Chimeras of yeast and chicken calmodulin demonstrate differences in activation mechanisms of target enzymes.

Various chimeric proteins were constructed from yeast (Saccharomyces cerevisiae) and chicken calmodulin (CaM), and regions essential for target activation and responsible for the specific features of the yeast CaM were identified. The chimeric CaMs were designed so that each Ca2+ binding site of the yeast CaM was replaced in series from the C-terminus. Resulting CaM proteins showed Ca2+ binding properties inherent to the original Ca2+ binding site. Cooperative Ca2+ binding and a suitable rearrangement of the two EF-hand sites in each half-molecular domain were shown to be important for high-affinity interaction with CaM-dependent cyclic nucleotide phosphodiesterase (PDE). Residues in chicken CaM sequences 129-148 and 88-128, respectively, were required for low values of Kact (the concentration of CaM required for the half-maximal activation) in the activation of PDE and myosin light chain kinase (skMLCK and smMLCK). The difference in the structural requirements indicated different manners of the interaction. While PDE was activated to similar levels by different chimeras, the maximum activity (Vmax) given by chicken CaMs was not achieved by any chimeric CaMs in MLCKs.

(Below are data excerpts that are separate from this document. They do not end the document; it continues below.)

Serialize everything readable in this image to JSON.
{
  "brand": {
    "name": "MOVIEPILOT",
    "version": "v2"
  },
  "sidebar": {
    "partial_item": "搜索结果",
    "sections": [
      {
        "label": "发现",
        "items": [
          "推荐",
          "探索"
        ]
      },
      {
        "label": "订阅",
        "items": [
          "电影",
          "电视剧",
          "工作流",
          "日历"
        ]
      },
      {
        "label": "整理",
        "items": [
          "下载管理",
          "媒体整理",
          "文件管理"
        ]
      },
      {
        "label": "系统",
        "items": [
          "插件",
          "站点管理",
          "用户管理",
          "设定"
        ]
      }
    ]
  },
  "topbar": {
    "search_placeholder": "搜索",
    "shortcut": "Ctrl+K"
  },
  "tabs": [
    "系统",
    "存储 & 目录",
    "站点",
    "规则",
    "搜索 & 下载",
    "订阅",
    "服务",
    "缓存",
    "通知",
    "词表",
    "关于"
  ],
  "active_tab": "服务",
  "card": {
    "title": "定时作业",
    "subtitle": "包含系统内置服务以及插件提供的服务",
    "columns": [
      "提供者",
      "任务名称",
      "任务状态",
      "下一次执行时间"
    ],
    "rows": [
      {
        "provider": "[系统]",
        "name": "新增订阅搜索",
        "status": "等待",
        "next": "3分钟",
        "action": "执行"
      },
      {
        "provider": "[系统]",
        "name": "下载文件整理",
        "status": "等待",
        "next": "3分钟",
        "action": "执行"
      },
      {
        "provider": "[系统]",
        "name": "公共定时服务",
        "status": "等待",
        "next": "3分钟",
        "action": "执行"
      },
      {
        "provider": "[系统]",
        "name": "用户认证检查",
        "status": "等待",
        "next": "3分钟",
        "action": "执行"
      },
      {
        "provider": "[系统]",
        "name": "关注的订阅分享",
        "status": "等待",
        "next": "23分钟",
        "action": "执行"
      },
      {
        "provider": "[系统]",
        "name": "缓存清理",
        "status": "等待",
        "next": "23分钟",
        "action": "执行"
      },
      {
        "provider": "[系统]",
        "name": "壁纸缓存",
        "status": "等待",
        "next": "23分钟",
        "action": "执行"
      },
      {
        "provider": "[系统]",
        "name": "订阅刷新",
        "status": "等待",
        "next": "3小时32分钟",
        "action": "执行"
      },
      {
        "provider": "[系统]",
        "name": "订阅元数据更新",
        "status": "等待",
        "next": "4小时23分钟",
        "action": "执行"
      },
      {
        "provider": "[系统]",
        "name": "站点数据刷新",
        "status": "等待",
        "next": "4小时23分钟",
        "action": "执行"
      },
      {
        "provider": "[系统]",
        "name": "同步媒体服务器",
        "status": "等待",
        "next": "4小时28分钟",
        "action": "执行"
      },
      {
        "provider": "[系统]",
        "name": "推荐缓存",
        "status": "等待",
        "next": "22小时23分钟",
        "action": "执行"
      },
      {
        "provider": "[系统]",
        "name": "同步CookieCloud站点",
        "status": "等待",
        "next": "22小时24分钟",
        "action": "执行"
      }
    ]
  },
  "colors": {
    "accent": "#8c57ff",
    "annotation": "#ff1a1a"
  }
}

Residues in chicken CaM sequences 1-50 and 88-129, in addition to Ca2+ binding to the fourth site, were important for high values of Vmax of skMLCK. On the other hand, Met51 and residues in chicken CaM sequence 88-129 were critical for the high Vmax of smMLCK. These residues may work to form the active structure of the catalytic site of each MLCK, while simple binding of CaM seems sufficient to expose the active site of PDE.